Boring Doctor Who episodes, #47.
—
It’s Scooby Doo’s birthday. The cowardly canine is a whole half-century (that’s an oxymoron, surely?): five decades of running up along corridors avoiding the portraits with living eyes and hiding behind lampshades and suits of armour, before discovering the larder and constructing geometrically implausible sandwiches. I just finished playing a mobile game called Agent A – one of those episodic adventure / puzzle type things that was actually quite good – and you spend five chapters exploring the villainess’s lair and its surroundings and NOT ONCE DO YOU ENCOUNTER ANYTHING THAT MIGHT REASONABLY PASS FOR A KITCHEN. I mean honestly. I know the woman is stick thin, but surely she must down the odd protein shake? Sushi? Bit of salad?
Perhaps it’s all fine dining and drive-throughs. You’d think it would show on her figure, except Shaggy manages to eat the monthly food allowance for a small Peruvian mountain village and still fit into size 32 trousers, so I guess these things don’t have to make sense.
“IT’S, LIKE, BIGGER ON THE INSIDE!”
In the news this week: rumblings in Scottish lakes, or lack thereof.
The Loch Ness Monster is rather like a no-deal Brexit. Everyone has their own idea of what it’ll be like, we’re all probably wrong, views from experts are being largely ignored in favour of populist trash and there’s considerable doubt as to whether the thing will ever actually surface, and so at the moment it’s mostly a marketing opportunity.
It was also Roald Dahl’s birthday yesterday, which led to the usual moaning on Twitter about how he was problematic, owing to some unsanctionable views on the Holocaust, some rather unfortunate stereotyping in Charlie and the Great Glass Elevator and the fact that when it came to family the guy was a bit of a nob.

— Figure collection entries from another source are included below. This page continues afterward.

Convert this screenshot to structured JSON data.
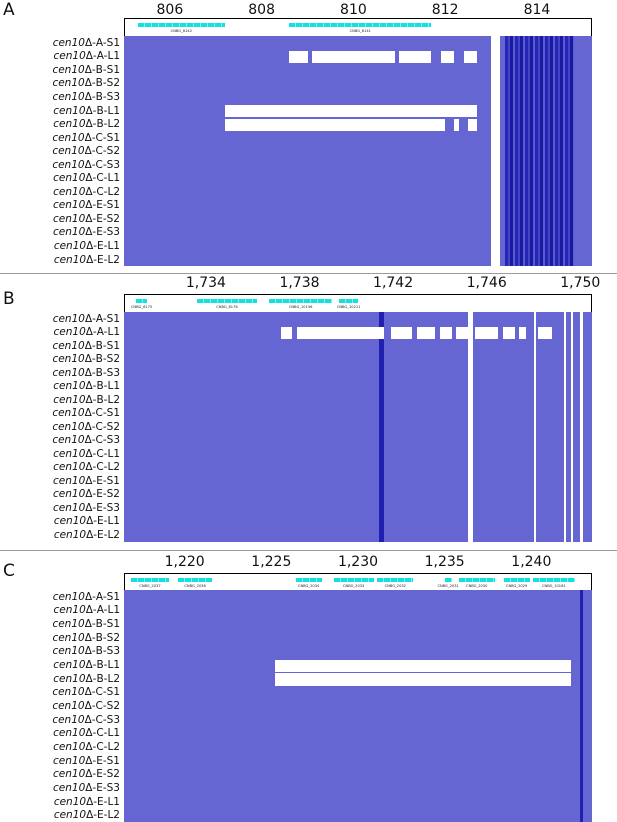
{
  "colors": {
    "coverage": "#6566d1",
    "deletion": "#ffffff",
    "high_coverage": "#1f20b0",
    "gene": "#14e0e0"
  },
  "row_labels": [
    {
      "italic": "cen10",
      "rest": "Δ-A-S1"
    },
    {
      "italic": "cen10",
      "rest": "Δ-A-L1"
    },
    {
      "italic": "cen10",
      "rest": "Δ-B-S1"
    },
    {
      "italic": "cen10",
      "rest": "Δ-B-S2"
    },
    {
      "italic": "cen10",
      "rest": "Δ-B-S3"
    },
    {
      "italic": "cen10",
      "rest": "Δ-B-L1"
    },
    {
      "italic": "cen10",
      "rest": "Δ-B-L2"
    },
    {
      "italic": "cen10",
      "rest": "Δ-C-S1"
    },
    {
      "italic": "cen10",
      "rest": "Δ-C-S2"
    },
    {
      "italic": "cen10",
      "rest": "Δ-C-S3"
    },
    {
      "italic": "cen10",
      "rest": "Δ-C-L1"
    },
    {
      "italic": "cen10",
      "rest": "Δ-C-L2"
    },
    {
      "italic": "cen10",
      "rest": "Δ-E-S1"
    },
    {
      "italic": "cen10",
      "rest": "Δ-E-S2"
    },
    {
      "italic": "cen10",
      "rest": "Δ-E-S3"
    },
    {
      "italic": "cen10",
      "rest": "Δ-E-L1"
    },
    {
      "italic": "cen10",
      "rest": "Δ-E-L2"
    }
  ],
  "chart_data": [
    {
      "type": "heatmap",
      "panel": "A",
      "xlim": [
        805,
        815.2
      ],
      "ticks": [
        {
          "value": 806,
          "label": "806"
        },
        {
          "value": 808,
          "label": "808"
        },
        {
          "value": 810,
          "label": "810"
        },
        {
          "value": 812,
          "label": "812"
        },
        {
          "value": 814,
          "label": "814"
        }
      ],
      "genes": [
        {
          "label": "CNBG_6142",
          "start": 805.3,
          "end": 807.2
        },
        {
          "label": "CNBG_6141",
          "start": 808.6,
          "end": 811.7
        }
      ],
      "deletions": [
        {
          "row": 1,
          "start": 808.6,
          "end": 809.0
        },
        {
          "row": 1,
          "start": 809.1,
          "end": 810.9
        },
        {
          "row": 1,
          "start": 811.0,
          "end": 811.7
        },
        {
          "row": 1,
          "start": 811.9,
          "end": 812.2
        },
        {
          "row": 1,
          "start": 812.4,
          "end": 812.7
        },
        {
          "row": 5,
          "start": 807.2,
          "end": 812.7
        },
        {
          "row": 6,
          "start": 807.2,
          "end": 812.0
        },
        {
          "row": 6,
          "start": 812.2,
          "end": 812.3
        },
        {
          "row": 6,
          "start": 812.5,
          "end": 812.7
        },
        {
          "row": "all",
          "start": 813.0,
          "end": 813.2
        }
      ],
      "high_coverage": [
        {
          "start": 813.3,
          "end": 814.8,
          "intensity": "strong"
        }
      ]
    },
    {
      "type": "heatmap",
      "panel": "B",
      "xlim": [
        1730.5,
        1750.5
      ],
      "ticks": [
        {
          "value": 1734,
          "label": "1,734"
        },
        {
          "value": 1738,
          "label": "1,738"
        },
        {
          "value": 1742,
          "label": "1,742"
        },
        {
          "value": 1746,
          "label": "1,746"
        },
        {
          "value": 1750,
          "label": "1,750"
        }
      ],
      "genes": [
        {
          "label": "CNBG_6175",
          "start": 1731.0,
          "end": 1731.5
        },
        {
          "label": "CNBG_6176",
          "start": 1733.6,
          "end": 1736.2
        },
        {
          "label": "CNBG_10156",
          "start": 1736.7,
          "end": 1739.4
        },
        {
          "label": "CNBG_10211",
          "start": 1739.7,
          "end": 1740.5
        }
      ],
      "deletions": [
        {
          "row": 1,
          "start": 1737.2,
          "end": 1737.7
        },
        {
          "row": 1,
          "start": 1737.9,
          "end": 1741.6
        },
        {
          "row": 1,
          "start": 1741.9,
          "end": 1742.8
        },
        {
          "row": 1,
          "start": 1743.0,
          "end": 1743.8
        },
        {
          "row": 1,
          "start": 1744.0,
          "end": 1744.5
        },
        {
          "row": 1,
          "start": 1744.7,
          "end": 1745.2
        },
        {
          "row": 1,
          "start": 1745.5,
          "end": 1746.5
        },
        {
          "row": 1,
          "start": 1746.7,
          "end": 1747.2
        },
        {
          "row": 1,
          "start": 1747.4,
          "end": 1747.7
        },
        {
          "row": 1,
          "start": 1748.2,
          "end": 1748.8
        },
        {
          "row": "all",
          "start": 1745.2,
          "end": 1745.4
        },
        {
          "row": "all",
          "start": 1748.0,
          "end": 1748.1
        },
        {
          "row": "all",
          "start": 1749.3,
          "end": 1749.4
        },
        {
          "row": "all",
          "start": 1749.6,
          "end": 1749.7
        },
        {
          "row": "all",
          "start": 1750.0,
          "end": 1750.1
        }
      ],
      "high_coverage": [
        {
          "start": 1741.4,
          "end": 1741.6,
          "intensity": "strong"
        }
      ]
    },
    {
      "type": "heatmap",
      "panel": "C",
      "xlim": [
        1216.5,
        1243.5
      ],
      "ticks": [
        {
          "value": 1220,
          "label": "1,220"
        },
        {
          "value": 1225,
          "label": "1,225"
        },
        {
          "value": 1230,
          "label": "1,230"
        },
        {
          "value": 1235,
          "label": "1,235"
        },
        {
          "value": 1240,
          "label": "1,240"
        }
      ],
      "genes": [
        {
          "label": "CNBG_2037",
          "start": 1216.9,
          "end": 1219.1
        },
        {
          "label": "CNBG_2036",
          "start": 1219.6,
          "end": 1221.6
        },
        {
          "label": "CNBG_2034",
          "start": 1226.4,
          "end": 1227.9
        },
        {
          "label": "CNBG_2033",
          "start": 1228.6,
          "end": 1230.9
        },
        {
          "label": "CNBG_2032",
          "start": 1231.1,
          "end": 1233.2
        },
        {
          "label": "CNBG_2031",
          "start": 1235.0,
          "end": 1235.4
        },
        {
          "label": "CNBG_2030",
          "start": 1235.8,
          "end": 1237.9
        },
        {
          "label": "CNBG_2029",
          "start": 1238.4,
          "end": 1239.9
        },
        {
          "label": "CNBG_10161",
          "start": 1240.1,
          "end": 1242.5
        }
      ],
      "deletions": [
        {
          "row": 5,
          "start": 1225.2,
          "end": 1242.3
        },
        {
          "row": 6,
          "start": 1225.2,
          "end": 1242.3
        }
      ],
      "high_coverage": [
        {
          "start": 1242.8,
          "end": 1243.0,
          "intensity": "strong"
        }
      ]
    }
  ]
}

It’s ironic when you consider that Danny The Champion of the World contains one of the most beautifully rendered portraits of fatherhood I’ve ever encountered. David Walliams, on the other hand, is being touted as ‘the new Roald Dahl’, despite being a much nicer person (at least ostensibly) who possesses only a small portion of Dahl’s talent; I do enjoy The Boy In The Dress but is this really the pinnacle of contemporary children’s writing? Or can we do better? Because I can’t help feeling we can.

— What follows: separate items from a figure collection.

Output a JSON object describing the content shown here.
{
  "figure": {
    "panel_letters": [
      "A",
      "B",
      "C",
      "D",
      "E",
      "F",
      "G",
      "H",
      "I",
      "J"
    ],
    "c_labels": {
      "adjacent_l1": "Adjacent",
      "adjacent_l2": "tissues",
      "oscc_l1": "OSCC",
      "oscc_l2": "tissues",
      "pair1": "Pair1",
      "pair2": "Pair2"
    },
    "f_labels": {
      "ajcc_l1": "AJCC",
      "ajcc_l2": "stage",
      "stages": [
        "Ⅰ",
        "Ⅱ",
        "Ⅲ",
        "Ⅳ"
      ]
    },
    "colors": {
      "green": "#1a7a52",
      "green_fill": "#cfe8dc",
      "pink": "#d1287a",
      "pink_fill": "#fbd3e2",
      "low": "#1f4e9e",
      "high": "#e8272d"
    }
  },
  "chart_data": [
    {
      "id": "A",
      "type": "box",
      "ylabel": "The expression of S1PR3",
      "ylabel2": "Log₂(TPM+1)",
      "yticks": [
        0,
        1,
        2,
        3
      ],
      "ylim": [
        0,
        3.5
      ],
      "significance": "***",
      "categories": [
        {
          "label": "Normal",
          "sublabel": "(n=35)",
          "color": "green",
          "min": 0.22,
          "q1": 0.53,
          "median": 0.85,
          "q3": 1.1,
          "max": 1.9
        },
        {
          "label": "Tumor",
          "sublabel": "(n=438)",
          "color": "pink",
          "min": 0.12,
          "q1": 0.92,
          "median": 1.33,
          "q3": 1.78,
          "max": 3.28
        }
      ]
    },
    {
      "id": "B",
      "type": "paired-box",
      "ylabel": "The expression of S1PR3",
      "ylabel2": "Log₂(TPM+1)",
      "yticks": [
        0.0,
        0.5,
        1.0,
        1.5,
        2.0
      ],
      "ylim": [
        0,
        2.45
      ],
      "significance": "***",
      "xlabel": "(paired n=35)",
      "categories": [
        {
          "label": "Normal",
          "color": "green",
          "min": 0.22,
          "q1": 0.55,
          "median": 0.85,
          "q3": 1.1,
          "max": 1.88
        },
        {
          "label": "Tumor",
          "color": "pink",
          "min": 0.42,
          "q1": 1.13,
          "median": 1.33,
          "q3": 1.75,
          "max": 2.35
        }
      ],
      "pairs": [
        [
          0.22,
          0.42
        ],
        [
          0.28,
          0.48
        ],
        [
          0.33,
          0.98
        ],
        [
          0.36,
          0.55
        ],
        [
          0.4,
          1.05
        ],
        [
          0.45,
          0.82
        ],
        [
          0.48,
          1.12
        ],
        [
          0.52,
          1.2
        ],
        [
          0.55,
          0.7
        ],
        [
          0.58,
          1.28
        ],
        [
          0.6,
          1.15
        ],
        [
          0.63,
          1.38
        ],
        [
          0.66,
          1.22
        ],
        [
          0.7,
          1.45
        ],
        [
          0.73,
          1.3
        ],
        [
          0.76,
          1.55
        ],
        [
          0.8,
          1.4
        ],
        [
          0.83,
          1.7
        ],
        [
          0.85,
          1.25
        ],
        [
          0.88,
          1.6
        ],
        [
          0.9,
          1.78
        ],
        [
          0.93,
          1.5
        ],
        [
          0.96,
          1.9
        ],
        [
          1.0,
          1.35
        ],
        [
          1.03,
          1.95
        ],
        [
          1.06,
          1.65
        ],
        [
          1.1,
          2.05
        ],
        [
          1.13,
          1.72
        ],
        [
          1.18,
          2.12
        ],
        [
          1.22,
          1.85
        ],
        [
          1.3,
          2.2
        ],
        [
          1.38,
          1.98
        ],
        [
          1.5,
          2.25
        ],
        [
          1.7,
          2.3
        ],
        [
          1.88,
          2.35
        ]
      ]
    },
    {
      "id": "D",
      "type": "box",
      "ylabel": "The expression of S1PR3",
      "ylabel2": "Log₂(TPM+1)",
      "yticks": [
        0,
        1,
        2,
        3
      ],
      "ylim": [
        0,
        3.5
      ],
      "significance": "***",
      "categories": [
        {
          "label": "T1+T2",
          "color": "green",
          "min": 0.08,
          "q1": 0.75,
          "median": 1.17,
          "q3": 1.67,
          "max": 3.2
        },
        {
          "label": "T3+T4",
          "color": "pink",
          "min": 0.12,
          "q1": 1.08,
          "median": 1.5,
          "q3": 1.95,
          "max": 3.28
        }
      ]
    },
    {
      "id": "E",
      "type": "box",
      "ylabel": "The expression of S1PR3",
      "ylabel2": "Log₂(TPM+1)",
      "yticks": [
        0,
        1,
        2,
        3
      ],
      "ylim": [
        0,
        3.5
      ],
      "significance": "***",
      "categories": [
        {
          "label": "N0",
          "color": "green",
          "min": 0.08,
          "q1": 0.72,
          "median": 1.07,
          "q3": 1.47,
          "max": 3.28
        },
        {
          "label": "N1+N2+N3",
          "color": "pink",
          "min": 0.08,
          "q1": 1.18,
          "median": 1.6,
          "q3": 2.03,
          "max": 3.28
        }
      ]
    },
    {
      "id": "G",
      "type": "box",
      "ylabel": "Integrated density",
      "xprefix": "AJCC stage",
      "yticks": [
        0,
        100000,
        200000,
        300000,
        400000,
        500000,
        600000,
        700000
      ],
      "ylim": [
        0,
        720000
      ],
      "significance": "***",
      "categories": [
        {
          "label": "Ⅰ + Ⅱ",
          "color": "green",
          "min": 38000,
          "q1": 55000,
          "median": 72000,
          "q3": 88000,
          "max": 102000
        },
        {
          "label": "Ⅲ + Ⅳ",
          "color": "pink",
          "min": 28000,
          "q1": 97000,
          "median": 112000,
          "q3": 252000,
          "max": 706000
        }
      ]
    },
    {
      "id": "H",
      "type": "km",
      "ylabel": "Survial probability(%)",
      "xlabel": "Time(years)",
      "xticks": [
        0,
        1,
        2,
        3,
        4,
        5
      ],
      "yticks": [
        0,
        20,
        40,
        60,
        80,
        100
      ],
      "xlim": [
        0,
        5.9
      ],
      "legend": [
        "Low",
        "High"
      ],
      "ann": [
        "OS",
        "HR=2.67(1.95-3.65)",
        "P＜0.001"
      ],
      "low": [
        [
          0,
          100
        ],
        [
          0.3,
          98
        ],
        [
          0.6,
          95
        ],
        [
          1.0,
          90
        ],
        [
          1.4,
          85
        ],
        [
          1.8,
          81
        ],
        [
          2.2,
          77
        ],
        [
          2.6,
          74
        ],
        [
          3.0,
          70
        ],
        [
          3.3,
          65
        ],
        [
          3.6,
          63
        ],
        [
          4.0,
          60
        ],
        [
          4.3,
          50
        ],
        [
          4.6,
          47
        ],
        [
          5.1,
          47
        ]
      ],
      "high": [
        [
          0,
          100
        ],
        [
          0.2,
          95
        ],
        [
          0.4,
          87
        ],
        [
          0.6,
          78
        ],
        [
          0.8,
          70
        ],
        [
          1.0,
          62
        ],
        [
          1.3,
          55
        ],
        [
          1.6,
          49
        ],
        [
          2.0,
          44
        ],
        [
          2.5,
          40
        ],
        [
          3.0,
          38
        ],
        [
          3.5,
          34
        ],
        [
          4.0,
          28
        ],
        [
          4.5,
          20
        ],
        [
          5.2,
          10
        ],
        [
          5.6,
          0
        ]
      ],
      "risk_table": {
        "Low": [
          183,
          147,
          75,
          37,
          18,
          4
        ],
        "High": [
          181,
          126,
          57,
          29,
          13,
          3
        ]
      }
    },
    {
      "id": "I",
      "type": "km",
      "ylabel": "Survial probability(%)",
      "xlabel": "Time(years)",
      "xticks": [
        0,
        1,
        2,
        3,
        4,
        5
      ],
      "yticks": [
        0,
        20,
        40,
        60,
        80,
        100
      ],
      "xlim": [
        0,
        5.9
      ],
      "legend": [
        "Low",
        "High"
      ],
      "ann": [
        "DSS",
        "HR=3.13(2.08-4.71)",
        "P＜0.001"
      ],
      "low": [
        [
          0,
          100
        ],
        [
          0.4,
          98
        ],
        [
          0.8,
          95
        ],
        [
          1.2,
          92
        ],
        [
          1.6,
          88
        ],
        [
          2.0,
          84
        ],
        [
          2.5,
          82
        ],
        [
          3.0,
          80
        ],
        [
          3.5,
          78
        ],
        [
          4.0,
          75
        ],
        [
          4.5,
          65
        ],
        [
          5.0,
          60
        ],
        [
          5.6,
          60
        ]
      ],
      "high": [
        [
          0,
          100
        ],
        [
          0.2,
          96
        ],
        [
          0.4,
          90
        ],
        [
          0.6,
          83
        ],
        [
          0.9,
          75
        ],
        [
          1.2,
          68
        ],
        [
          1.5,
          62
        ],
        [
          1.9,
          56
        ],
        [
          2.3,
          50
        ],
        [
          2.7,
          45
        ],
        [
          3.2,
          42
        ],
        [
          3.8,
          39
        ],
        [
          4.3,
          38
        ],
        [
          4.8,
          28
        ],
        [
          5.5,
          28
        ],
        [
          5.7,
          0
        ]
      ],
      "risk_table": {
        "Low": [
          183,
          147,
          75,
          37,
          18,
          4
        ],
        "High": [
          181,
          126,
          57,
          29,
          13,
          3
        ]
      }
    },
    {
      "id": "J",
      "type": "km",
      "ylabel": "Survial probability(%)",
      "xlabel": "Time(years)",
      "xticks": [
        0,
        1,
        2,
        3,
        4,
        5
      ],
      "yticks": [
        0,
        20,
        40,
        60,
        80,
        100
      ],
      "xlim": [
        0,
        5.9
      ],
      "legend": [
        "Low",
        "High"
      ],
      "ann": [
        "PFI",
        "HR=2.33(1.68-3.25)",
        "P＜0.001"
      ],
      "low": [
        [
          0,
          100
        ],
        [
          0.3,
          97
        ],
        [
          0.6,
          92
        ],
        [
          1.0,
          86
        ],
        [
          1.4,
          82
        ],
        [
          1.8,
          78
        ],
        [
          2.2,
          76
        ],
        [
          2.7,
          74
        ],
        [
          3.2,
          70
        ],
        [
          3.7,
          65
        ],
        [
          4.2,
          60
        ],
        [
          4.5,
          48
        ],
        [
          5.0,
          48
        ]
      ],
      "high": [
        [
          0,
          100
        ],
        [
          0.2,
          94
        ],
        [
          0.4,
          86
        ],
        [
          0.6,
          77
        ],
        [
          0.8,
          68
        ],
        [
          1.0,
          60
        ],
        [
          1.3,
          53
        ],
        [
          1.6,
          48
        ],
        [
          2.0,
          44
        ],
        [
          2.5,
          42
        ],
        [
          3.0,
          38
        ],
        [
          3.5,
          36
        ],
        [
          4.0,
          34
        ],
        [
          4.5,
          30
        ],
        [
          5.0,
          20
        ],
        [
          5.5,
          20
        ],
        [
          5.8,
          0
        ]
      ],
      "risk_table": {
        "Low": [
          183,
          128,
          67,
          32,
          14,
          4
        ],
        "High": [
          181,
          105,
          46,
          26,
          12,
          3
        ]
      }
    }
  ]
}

Anyway, I’m not getting into whether or not you’re allowed to read Dahl’s books or even celebrate his existence on the grounds of his personal life and political allegiance; if you’ve been around here long enough you’ll know my views on the matter, so I will leave it to grumpy Spectator columnists and millennial hacks writing for trashy, overly Woke online publications to have that particular argument. Instead, you can have a deleted scene from 2005.

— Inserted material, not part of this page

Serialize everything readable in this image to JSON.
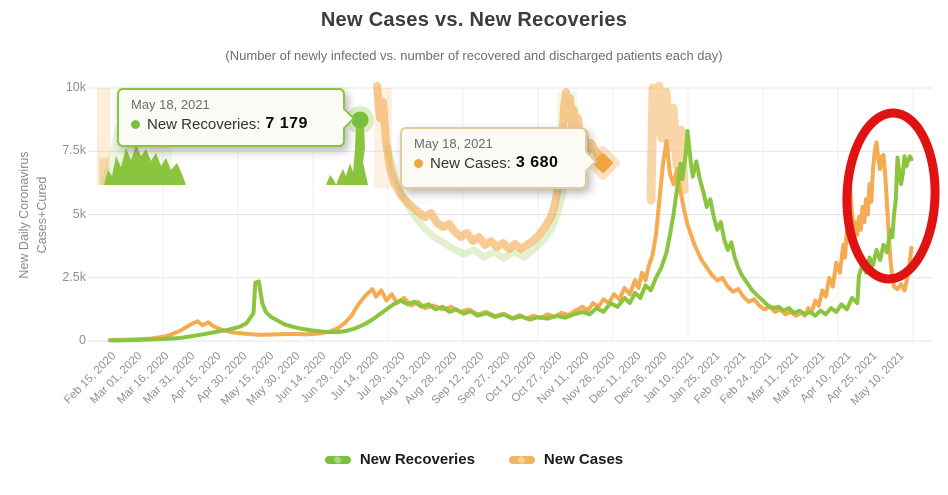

And poor little Charlie Bucket was never seen again.
Oh, while we’re on mashups (I can’t believe I actually wrote that; mashups is all we ever do around here), perhaps now’s a good time to put that irritating Reddit meme to bed, albeit with a different image than the one that’s currently doing the rounds.
—
I leave you with the news that Fireman Sam has been dumped. No, not by Penny (with whom, I suspect, he’s been having a long-standing relationship, complete with fumblings behind the lockers during the evening shift and all sorts of innuendo about hoses and poles), but by Lincolnshire Fire and Rescue Service, who deem him inappropriately male for their contemporary inclusive image. I suspect that as the epitome of white male privilege (yes, I had a bit of racist abuse at school for my Hebrew ancestry, but nothing to write home about) I should have no views on this whatsover, and thus will refrain from stating one.
Anyway, Sam needs to find a new gig, so accordingly:
“It’s all right, don’t panic! I’m ‘ere!”